Origins of the Alaskan Sustainable Salmon Fishery Policy

P. R. Mundy (Exxon Valdez Oilspill Restoration Office, Anchorage, AK 99501-3451; 907-278-8012; e-mail: phil_mundy@oilspill.state.ak.us)

J. R. White (Board of Fisheries, State of Alaska, Bethel, AK 99559-0190; e-mail: jwhite@unicom-alaska.com)

R. G. Bosworth (Commissioners Office, Alaska Department of Fish and Game, Juneau, AK USA 99802-5526; 907-465-6138; e-mail: robert_bosworth@fishgame.state.ak.us)

The State of Alaska now approaches the regulatory process for its salmon fisheries within a framework of scientifically accepted principles and supporting criteria designed to achieve sustainability known as the Sustainable Salmon Fishery Policy. The long and contentious process of adopting this fishery policy should provide instructive to any renewable resource management program with a mandate for sustainable use. In initiating the Sustainable Salmon Fishery Policy the three central objectives were to identify and synthesize principles and definitions of sustainable fisheries management from the general scientific literature and adapt them to Alaskan salmon fisheries, to forge the scientific principles into a coherent body of policies and to adopt the policies into regulations applicable to all salmon fisheries in the state. All objectives were successfully completed on March 23, 2000, when the Alaska Board of Fisheries adopted the Sustainable Salmon Fisheries Policy (SSFP).
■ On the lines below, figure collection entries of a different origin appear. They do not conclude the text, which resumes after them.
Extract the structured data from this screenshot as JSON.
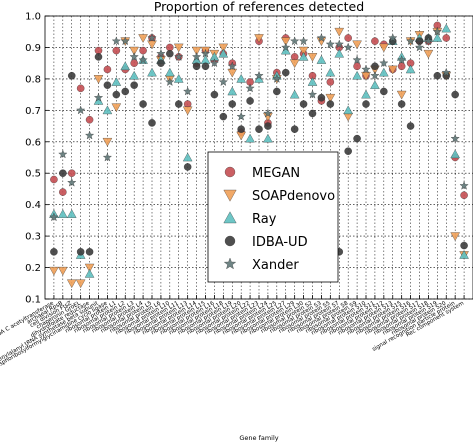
{
  "chart_data": {
    "type": "scatter",
    "title": "Proportion of references detected",
    "xlabel": "Gene family",
    "ylabel": "",
    "ylim": [
      0.1,
      1.0
    ],
    "yticks": [
      "0.1",
      "0.2",
      "0.3",
      "0.4",
      "0.5",
      "0.6",
      "0.7",
      "0.8",
      "0.9",
      "1.0"
    ],
    "grid": true,
    "legend_position": "lower-right",
    "categories": [
      "acetyl CoA C acetyltransferase",
      "archaeal RpsB",
      "cell division FtsZ",
      "chaperonin GroEL",
      "dihydrofolate reductase",
      "phenylalanyl tRNA synthetase beta subunit",
      "phosphoribosylformylglycinamidine cyclo ligase",
      "ribosomal protein L1",
      "ribosomal protein L2",
      "ribosomal protein L3",
      "ribosomal protein L4",
      "ribosomal protein L5",
      "ribosomal protein L6",
      "ribosomal protein L10",
      "ribosomal protein L11",
      "ribosomal protein L13",
      "ribosomal protein L14",
      "ribosomal protein L15",
      "ribosomal protein L16",
      "ribosomal protein L18",
      "ribosomal protein L19",
      "ribosomal protein L20",
      "ribosomal protein L22",
      "ribosomal protein L23",
      "ribosomal protein L24",
      "ribosomal protein L25",
      "ribosomal protein L27",
      "ribosomal protein L29",
      "ribosomal protein L30",
      "ribosomal protein S2",
      "ribosomal protein S3",
      "ribosomal protein S5",
      "ribosomal protein S7",
      "ribosomal protein S8",
      "ribosomal protein S9",
      "ribosomal protein S10",
      "ribosomal protein S11",
      "ribosomal protein S12",
      "ribosomal protein S13",
      "ribosomal protein S15",
      "ribosomal protein S16",
      "ribosomal protein S17",
      "ribosomal protein S18",
      "ribosomal protein S19",
      "ribosomal protein S20",
      "signal recognition particle protein",
      "Rec component system"
    ],
    "series": [
      {
        "name": "MEGAN",
        "color": "#c44e52",
        "marker": "circle",
        "values": [
          0.48,
          0.44,
          0.5,
          0.77,
          0.67,
          0.89,
          0.83,
          0.89,
          0.83,
          0.85,
          0.89,
          0.93,
          0.87,
          0.9,
          0.87,
          0.72,
          0.85,
          0.89,
          0.86,
          0.88,
          0.85,
          0.63,
          0.79,
          0.92,
          0.66,
          0.82,
          0.93,
          0.87,
          0.88,
          0.81,
          0.73,
          0.79,
          0.9,
          0.93,
          0.84,
          0.81,
          0.92,
          0.91,
          0.83,
          0.84,
          0.85,
          0.92,
          0.92,
          0.97,
          0.93,
          0.55,
          0.43
        ]
      },
      {
        "name": "SOAPdenovo",
        "color": "#f0a058",
        "marker": "triangle-down",
        "values": [
          0.19,
          0.19,
          0.15,
          0.15,
          0.2,
          0.8,
          0.6,
          0.71,
          0.92,
          0.89,
          0.93,
          0.91,
          0.86,
          0.8,
          0.9,
          0.7,
          0.89,
          0.89,
          0.88,
          0.9,
          0.82,
          0.62,
          0.52,
          0.93,
          0.68,
          0.8,
          0.92,
          0.85,
          0.89,
          0.87,
          0.92,
          0.74,
          0.95,
          0.68,
          0.91,
          0.81,
          0.83,
          0.9,
          0.83,
          0.75,
          0.92,
          0.94,
          0.88,
          0.95,
          0.81,
          0.3,
          0.24
        ]
      },
      {
        "name": "Ray",
        "color": "#5ec0c0",
        "marker": "triangle-up",
        "values": [
          0.37,
          0.37,
          0.37,
          0.24,
          0.18,
          0.73,
          0.7,
          0.79,
          0.84,
          0.81,
          0.86,
          0.82,
          0.86,
          0.82,
          0.8,
          0.55,
          0.86,
          0.86,
          0.87,
          0.88,
          0.76,
          0.8,
          0.61,
          0.8,
          0.61,
          0.81,
          0.89,
          0.75,
          0.87,
          0.79,
          0.86,
          0.82,
          0.88,
          0.7,
          0.81,
          0.75,
          0.78,
          0.82,
          0.92,
          0.87,
          0.83,
          0.93,
          0.93,
          0.93,
          0.96,
          0.56,
          0.24
        ]
      },
      {
        "name": "IDBA-UD",
        "color": "#3c3c3c",
        "marker": "circle",
        "values": [
          0.25,
          0.5,
          0.81,
          0.25,
          0.25,
          0.87,
          0.78,
          0.75,
          0.76,
          0.78,
          0.72,
          0.66,
          0.85,
          0.88,
          0.72,
          0.52,
          0.84,
          0.84,
          0.75,
          0.68,
          0.72,
          0.64,
          0.73,
          0.64,
          0.65,
          0.76,
          0.82,
          0.64,
          0.72,
          0.69,
          0.74,
          0.72,
          0.25,
          0.57,
          0.61,
          0.72,
          0.84,
          0.76,
          0.92,
          0.72,
          0.65,
          0.92,
          0.93,
          0.81,
          0.81,
          0.75,
          0.27
        ]
      },
      {
        "name": "Xander",
        "color": "#607878",
        "marker": "star",
        "values": [
          0.36,
          0.56,
          0.47,
          0.7,
          0.62,
          0.74,
          0.55,
          0.92,
          0.92,
          0.87,
          0.86,
          0.93,
          0.88,
          0.79,
          0.87,
          0.76,
          0.87,
          0.88,
          0.85,
          0.79,
          0.84,
          0.68,
          0.77,
          0.81,
          0.69,
          0.8,
          0.9,
          0.92,
          0.92,
          0.75,
          0.93,
          0.91,
          0.91,
          0.9,
          0.86,
          0.83,
          0.81,
          0.85,
          0.93,
          0.86,
          0.92,
          0.9,
          0.92,
          0.95,
          0.82,
          0.61,
          0.46
        ]
      }
    ]
  }
}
Faced with a large number of apparently related conservation and allocation issues, and finding no standard lexicon with which to describe the issues, nor any generally accepted code of salmon management practice to apply in all localities, the Board initiated a series of actions in October 1996 that ultimately resulted in adoption of the definitions and management principles in the SSFP. First the Board made the case to the principals, including the Alaska Dept of Fish and Game that principles and definitions were necessary. Second, the board gained firm policy support from the Knowles administration. Third the department on behalf of the Board hired an independent third party to abstract the principles and definitions from the scientific literature. Fourth the Board and department built a broad base of scientific and policy support by converting the basic scientific synthesis into a coherent set of policies and definitions through a combination of processes including scientific peer review, public hearings and debate, and public and scientific advisory committees. The resultant draft SSFP debuted in January 1999 in an atmosphere of skepticism and amidst stiff opposition to undergo a grueling public involvement process. A central challenge during the public involvement phase was to answer the concerns of interests in both the management and harvest sectors. The SSFP and its genesis is a diagram for the practice of sustainable management of natural resources.